CFPB Study Verifies the Need for Arbitration Clause Reform
The Consumer Financial Protection Bureau has released a study that verifies just how important it is for the government to reform mandatory arbitration clauses in credit card agreements. The study shows 75% of consumers are unaware of the arbitration clauses from their financial service providers, and less than 7% understood how these clauses limit their abilities in court.
The CFPB reports that “tens of millions of consumers are covered by arbitration clauses,” covering six different finance markets: credit cards, prepaid cards, payday loans, checking accounts, private student loans and mobile phone contracts. 53% of credit card issuers have arbitration clauses in their contracts, while only 8% of banks and credit unions use these clauses for their checking account agreements.
The study revealed only about 600 arbitration cases are filed per year, with more than 20% of the cases coming from financial institutions. Comparably, an average of 32 million consumers are eligible for relief through class action settlements each year.
That number could skyrocket in the coming years as a result of the widespread data breaches in America in 2013 and 2014. In the Target breach alone, more than 110 million victims were given permission to file class action lawsuits against the company for their security flaws.
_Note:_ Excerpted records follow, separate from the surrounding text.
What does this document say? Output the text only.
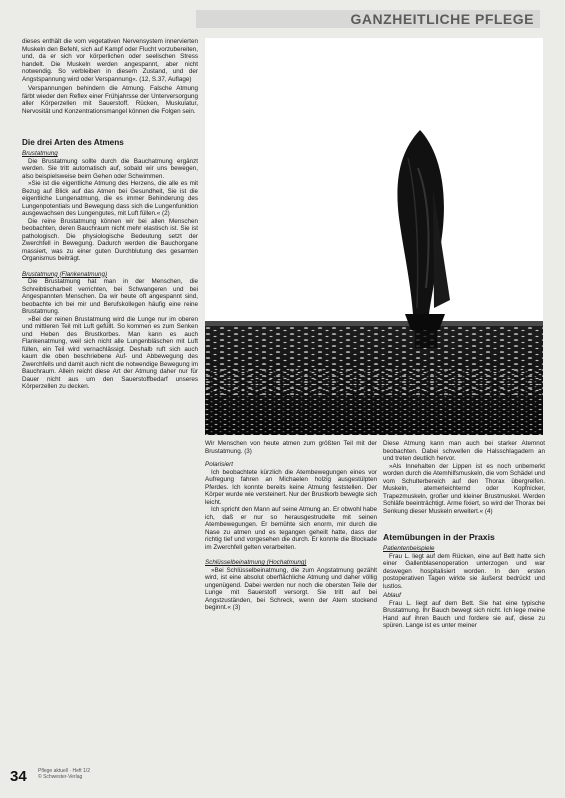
GANZHEITLICHE PFLEGE

dieses enthält die vom vegetativen Nervensystem innervierten Muskeln den Befehl, sich auf Kampf oder Flucht vorzubereiten, und, da er sich vor körperlichen oder seelischen Stress handelt. Die Muskeln werden angespannt, aber nicht notwendig. So verbleiben in diesem Zustand, und der Angstspannung wird oder Verspannung«. (12, S.37, Auflage)

Verspannungen behindern die Atmung. Falsche Atmung färbt wieder den Reflex einer Frühjahrsse der Unterversorgung aller Körperzellen mit Sauerstoff. Rücken, Muskulatur, Nervosität und Konzentrationsmangel können die Folgen sein.

Die drei Arten des Atmens
Brustatmung

Die Brustatmung sollte durch die Bauchatmung ergänzt werden. Sie tritt automatisch auf, sobald wir uns bewegen, also beispielsweise beim Gehen oder Schwimmen.

»Sie ist die eigentliche Atmung des Herzens, die alle es mit Bezug auf Blick auf das Atmen bei Gesundheit, Sie ist die eigentliche Lungenatmung, die es immer Behinderung des Lungenpotentials und Bewegung dass sich die Lungenfunktion ausgewachsen des Lungengutes, mit Luft füllen.« (2)

Die reine Brustatmung können wir bei allen Menschen beobachten, deren Bauchraum nicht mehr elastisch ist. Sie ist pathologisch. Die physiologische Bedeutung setzt der Zwerchfell in Bewegung. Dadurch werden die Bauchorgane massiert, was zu einer guten Durchblutung des gesamten Organismus beiträgt.

Brustatmung (Flankenatmung)

Die Brustatmung hat man in der Menschen, die Schreibtischarbeit verrichten, bei Schwangeren und bei Angespannten Menschen. Da wir heute oft angespannt sind, beobachte ich bei mir und Berufskollegen häufig eine reine Brustatmung.

»Bei der reinen Brustatmung wird die Lunge nur im oberen und mittleren Teil mit Luft gefüllt. So kommen es zum Senken und Heben des Brustkorbes. Man kann es auch Flankenatmung, weil sich nicht alle Lungenbläschen mit Luft füllen, ein Teil wird vernachlässigt. Deshalb ruft sich auch kaum die oben beschriebene Auf- und Abbewegung des Zwerchfells und damit auch nicht die notwendige Bewegung im Bauchraum. Allein reicht diese Art der Atmung daher nur für Dauer nicht aus um den Sauerstoffbedarf unseres Körperzellen zu decken.

Wir Menschen von heute atmen zum größten Teil mit der Brustatmung. (3)

Polarisiert

Ich beobachtete kürzlich die Atembewegungen eines vor Aufregung fahren an Michaelen holzig ausgestülpten Pferdes. Ich konnte bereits keine Atmung feststellen. Der Körper wurde wie versteinert. Nur der Brustkorb bewegte sich leicht.

Ich spricht den Mann auf seine Atmung an. Er obwohl habe ich, daß er nur so herausgestrudelte mit seinen Atembewegungen. Er bemühte sich enorm, mir durch die Nase zu atmen und es tegangen geheilt hatte, dass der richtig tief und vorgesehen die durch. Er konnte die Blockade im Zwerchfell gelten verarbeiten.

Schlüsselbeinatmung (Hochatmung)

»Bei Schlüsselbeinatmung, die zum Angstatmung gezählt wird, ist eine absolut oberflächliche Atmung und daher völlig ungenügend. Dabei werden nur noch die obersten Teile der Lunge mit Sauerstoff versorgt. Sie tritt auf bei Angstzuständen, bei Schreck, wenn der Atem stockend beginnt.« (3)

Diese Atmung kann man auch bei starker Atemnot beobachten. Dabei schwellen die Halsschlagadern an und treten deutlich hervor.

»Als Innehalten der Lippen ist es noch unbemerkt worden durch die Atemhilfsmuskeln, die vom Schädel und vom Schulterbereich auf den Thorax übergreifen. Muskeln, atemerleichternd oder Kopfnicker, Trapezmuskeln, großer und kleiner Brustmuskel. Werden Schläfe beeinträchtigt. Arme fixiert, so wird der Thorax bei Senkung dieser Muskeln erweitert.« (4)

Atemübungen in der Praxis
Patientenbeispiele

Frau L. liegt auf dem Rücken, eine auf Bett hatte sich einer Gallenblasenoperation unterzogen und war deswegen hospitalisiert worden. In den ersten postoperativen Tagen wirkte sie äußerst bedrückt und lustlos.

Ablauf

Frau L. liegt auf dem Bett. Sie hat eine typische Brustatmung. Ihr Bauch bewegt sich nicht. Ich lege meine Hand auf ihren Bauch und fordere sie auf, diese zu spüren. Lange ist es unter meiner

34 Pflege aktuell · Heft 1/2
© Schwester-Verlag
Richard Foster, Senior Vice President of Legal and Regulatory Affairs for Financial Services Roundtable, released a report saying, “Arbitration makes it possible for American consumers to resolve disputes in a cost-effective, fair and timely manner that often benefits all parties involved. This is an important tool for the customers of financial institutions that helps keep costs down and keeps financial products, including credit cards and checking accounts, affordable.”